[石川和男]<原子力の功罪を冷静に見る目>ニューヨークタイムズ社説「チェルノブイリの正しい教訓」より
石川和男(NPO法人社会保障経済研究所理事長)
去る5月1日付けニューヨークタイムズでは、「The Right Lessons From Chernobyl(チェルノブイリの正しい教訓)」と題する社説が掲載された。本日付けの電気事業連合会HPでは、この社説に関する和訳全文が掲載されているので適宜参照されたい。
そこには、このブログでも何度か書いてきた趣旨も多分に含まれている。例えば、次のようなくだりがそれだ。
- 原子力に危険が伴うのは事実だ。しかし過去に起こった原子力事故は、石炭、ガス、石油といった化石燃料の燃焼が地球に及ぼすダメージに遠く及ばない。
- 二酸化炭素排出量の削減が喫緊の課題であり、また原子力エネルギーがその一端を担うべきことには疑いがないだろう。
The dangers of nuclear power are real, but the accidents that have occurred do not compare to the damage to the earth being inflicted by the burning of fossil fuels ? coal, gas and oil.・・・ no doubt that reducing carbon emissions must be an urgent priority and that nuclear energy must be part of the mix.
- 再生可能エネルギー源の活用への世界規模での取り組みが必要。ただし、これらが化石燃料全体に取って代わる日ははるか先であり、それまでは、原子力は大気中の温室効果ガスの増加に寄与しない貴重な発電手段であり続ける。
It leaves no doubt・・・ renewable sources to meet our ever-expanding needs for energy.
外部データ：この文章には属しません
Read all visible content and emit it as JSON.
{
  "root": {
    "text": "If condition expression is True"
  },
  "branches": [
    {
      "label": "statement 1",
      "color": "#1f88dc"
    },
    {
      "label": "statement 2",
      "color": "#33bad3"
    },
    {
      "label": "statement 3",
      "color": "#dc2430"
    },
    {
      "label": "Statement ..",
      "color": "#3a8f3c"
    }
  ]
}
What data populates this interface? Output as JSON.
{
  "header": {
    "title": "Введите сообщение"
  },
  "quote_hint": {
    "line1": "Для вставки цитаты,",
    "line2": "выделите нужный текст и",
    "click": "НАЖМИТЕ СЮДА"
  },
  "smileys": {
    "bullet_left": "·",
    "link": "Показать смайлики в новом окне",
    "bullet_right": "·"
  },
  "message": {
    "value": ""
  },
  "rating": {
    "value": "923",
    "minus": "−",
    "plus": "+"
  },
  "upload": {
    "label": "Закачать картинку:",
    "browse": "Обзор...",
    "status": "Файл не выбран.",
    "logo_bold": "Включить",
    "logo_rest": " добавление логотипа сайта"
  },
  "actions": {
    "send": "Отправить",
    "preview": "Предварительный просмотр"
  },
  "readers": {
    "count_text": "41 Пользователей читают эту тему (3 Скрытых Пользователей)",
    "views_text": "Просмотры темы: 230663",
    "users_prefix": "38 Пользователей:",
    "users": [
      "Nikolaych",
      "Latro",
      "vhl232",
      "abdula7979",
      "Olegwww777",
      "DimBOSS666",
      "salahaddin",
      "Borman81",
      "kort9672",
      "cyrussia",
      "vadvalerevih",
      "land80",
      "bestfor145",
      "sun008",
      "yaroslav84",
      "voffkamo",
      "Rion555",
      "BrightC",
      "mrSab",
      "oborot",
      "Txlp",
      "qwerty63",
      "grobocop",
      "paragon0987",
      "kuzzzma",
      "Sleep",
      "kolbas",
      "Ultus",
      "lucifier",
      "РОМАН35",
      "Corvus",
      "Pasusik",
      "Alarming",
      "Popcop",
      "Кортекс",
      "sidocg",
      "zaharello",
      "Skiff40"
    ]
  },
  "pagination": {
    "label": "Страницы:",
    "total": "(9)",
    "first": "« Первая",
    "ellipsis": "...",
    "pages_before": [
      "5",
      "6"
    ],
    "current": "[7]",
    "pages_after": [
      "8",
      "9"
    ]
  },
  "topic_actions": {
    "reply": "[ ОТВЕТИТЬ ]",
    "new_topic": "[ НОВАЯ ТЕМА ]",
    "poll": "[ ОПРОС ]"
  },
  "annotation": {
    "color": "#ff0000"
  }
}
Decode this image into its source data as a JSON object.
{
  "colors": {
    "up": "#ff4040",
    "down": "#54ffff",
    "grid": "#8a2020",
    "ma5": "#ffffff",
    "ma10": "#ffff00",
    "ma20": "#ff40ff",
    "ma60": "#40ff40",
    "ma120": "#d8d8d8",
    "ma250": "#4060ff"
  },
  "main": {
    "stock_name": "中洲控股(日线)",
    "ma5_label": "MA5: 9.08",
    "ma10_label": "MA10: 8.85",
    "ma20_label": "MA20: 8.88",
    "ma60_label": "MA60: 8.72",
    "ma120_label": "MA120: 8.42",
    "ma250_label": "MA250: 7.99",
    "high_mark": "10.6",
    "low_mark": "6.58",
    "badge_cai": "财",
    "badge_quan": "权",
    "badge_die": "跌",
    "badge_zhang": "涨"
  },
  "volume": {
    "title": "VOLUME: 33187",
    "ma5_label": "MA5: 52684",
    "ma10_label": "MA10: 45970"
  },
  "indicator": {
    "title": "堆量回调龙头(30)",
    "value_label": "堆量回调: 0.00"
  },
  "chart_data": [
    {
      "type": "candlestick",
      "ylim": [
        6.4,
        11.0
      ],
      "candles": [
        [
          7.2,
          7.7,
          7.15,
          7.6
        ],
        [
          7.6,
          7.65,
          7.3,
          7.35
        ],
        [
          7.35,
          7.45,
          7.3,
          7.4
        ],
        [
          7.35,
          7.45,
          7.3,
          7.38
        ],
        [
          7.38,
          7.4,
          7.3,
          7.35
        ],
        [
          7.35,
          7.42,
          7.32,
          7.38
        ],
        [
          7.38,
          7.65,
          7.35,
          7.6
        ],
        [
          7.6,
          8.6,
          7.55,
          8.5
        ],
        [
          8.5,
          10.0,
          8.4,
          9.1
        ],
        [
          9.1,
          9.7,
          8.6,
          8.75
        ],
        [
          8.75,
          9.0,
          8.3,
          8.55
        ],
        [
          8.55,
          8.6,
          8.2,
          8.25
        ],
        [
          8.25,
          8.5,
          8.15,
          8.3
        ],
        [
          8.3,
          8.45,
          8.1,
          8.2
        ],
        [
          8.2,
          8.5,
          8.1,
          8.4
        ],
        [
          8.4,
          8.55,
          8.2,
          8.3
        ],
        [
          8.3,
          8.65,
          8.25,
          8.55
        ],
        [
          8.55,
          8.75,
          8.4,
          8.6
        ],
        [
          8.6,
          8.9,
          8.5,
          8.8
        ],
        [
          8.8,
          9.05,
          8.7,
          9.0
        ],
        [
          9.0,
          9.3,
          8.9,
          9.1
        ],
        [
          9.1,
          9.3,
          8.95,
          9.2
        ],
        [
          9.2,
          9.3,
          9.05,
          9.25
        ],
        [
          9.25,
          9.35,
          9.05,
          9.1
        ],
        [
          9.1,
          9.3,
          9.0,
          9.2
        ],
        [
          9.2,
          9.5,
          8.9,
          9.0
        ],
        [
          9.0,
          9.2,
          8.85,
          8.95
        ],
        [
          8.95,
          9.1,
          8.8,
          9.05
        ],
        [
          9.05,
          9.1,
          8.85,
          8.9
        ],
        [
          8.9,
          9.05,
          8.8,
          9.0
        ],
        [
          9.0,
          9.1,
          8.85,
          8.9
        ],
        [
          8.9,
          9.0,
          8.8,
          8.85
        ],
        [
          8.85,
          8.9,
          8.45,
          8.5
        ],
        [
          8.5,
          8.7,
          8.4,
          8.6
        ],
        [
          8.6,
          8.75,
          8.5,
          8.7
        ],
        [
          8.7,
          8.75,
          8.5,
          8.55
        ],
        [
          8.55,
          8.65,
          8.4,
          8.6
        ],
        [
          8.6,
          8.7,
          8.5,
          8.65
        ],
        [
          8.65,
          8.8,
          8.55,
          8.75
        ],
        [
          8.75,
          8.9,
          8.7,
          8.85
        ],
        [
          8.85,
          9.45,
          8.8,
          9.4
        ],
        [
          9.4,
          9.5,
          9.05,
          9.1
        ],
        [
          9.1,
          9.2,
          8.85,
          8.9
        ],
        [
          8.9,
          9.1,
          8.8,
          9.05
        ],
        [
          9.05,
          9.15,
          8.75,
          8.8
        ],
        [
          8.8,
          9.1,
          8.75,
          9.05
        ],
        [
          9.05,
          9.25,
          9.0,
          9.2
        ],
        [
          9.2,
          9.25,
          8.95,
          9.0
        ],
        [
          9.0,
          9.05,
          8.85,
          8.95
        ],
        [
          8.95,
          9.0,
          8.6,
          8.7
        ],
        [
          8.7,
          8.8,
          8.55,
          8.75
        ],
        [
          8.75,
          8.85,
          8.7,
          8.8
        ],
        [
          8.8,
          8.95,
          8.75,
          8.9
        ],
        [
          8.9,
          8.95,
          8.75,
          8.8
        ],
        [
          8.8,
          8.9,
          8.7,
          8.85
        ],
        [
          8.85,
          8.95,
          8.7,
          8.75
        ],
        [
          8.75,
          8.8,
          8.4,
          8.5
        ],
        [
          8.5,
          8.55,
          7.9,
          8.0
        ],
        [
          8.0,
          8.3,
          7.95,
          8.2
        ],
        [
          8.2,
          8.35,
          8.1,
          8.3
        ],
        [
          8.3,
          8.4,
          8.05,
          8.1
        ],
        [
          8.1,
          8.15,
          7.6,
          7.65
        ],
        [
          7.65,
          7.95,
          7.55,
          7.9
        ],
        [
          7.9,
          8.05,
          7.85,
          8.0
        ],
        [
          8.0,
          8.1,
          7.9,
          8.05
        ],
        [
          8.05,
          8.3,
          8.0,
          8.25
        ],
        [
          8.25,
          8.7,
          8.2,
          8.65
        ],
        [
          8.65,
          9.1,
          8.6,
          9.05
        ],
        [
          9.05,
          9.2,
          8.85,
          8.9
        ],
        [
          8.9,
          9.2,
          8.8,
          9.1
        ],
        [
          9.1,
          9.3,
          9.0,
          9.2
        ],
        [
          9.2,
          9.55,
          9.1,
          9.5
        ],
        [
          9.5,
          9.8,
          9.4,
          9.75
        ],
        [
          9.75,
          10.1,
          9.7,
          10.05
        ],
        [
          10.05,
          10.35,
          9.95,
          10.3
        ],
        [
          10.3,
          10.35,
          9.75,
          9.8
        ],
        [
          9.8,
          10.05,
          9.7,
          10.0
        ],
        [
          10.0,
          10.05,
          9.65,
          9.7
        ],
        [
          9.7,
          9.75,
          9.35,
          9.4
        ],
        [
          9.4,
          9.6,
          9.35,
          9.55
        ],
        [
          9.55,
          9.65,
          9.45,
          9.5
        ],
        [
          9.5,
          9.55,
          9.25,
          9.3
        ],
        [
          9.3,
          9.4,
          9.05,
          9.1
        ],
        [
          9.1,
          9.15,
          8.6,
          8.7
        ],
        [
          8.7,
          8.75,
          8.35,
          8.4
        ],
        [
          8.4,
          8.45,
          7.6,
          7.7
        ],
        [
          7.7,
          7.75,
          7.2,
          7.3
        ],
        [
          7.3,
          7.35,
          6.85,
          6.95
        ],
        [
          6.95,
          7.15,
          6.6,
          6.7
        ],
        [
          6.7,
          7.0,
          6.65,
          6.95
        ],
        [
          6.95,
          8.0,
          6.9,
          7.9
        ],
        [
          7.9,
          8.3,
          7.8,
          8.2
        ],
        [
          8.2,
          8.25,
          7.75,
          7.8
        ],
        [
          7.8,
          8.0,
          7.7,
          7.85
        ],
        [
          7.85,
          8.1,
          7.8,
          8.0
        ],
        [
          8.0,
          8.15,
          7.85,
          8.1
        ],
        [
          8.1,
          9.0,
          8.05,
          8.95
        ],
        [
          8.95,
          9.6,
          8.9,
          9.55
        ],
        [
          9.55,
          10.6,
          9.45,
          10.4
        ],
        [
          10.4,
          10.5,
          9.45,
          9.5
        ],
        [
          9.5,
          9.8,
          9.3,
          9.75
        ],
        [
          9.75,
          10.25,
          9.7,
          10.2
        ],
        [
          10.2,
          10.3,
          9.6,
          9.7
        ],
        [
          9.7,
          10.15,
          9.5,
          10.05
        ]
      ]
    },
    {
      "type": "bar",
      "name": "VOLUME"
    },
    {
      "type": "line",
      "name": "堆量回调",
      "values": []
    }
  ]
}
But the time when these can replace all fossil and nuclear fuels is still far off, and in the meantime nuclear energy remains an important means of generating electricity without adding to the steadily increasing concentration of greenhouse gases in the atmosphere.
日本のマスコミは、いつになったら原子力の功罪を冷静に見るようになるのだろか。
そして、日本の政治は、いつになったらこうした論調を堂々と主張できるようになるだろうか。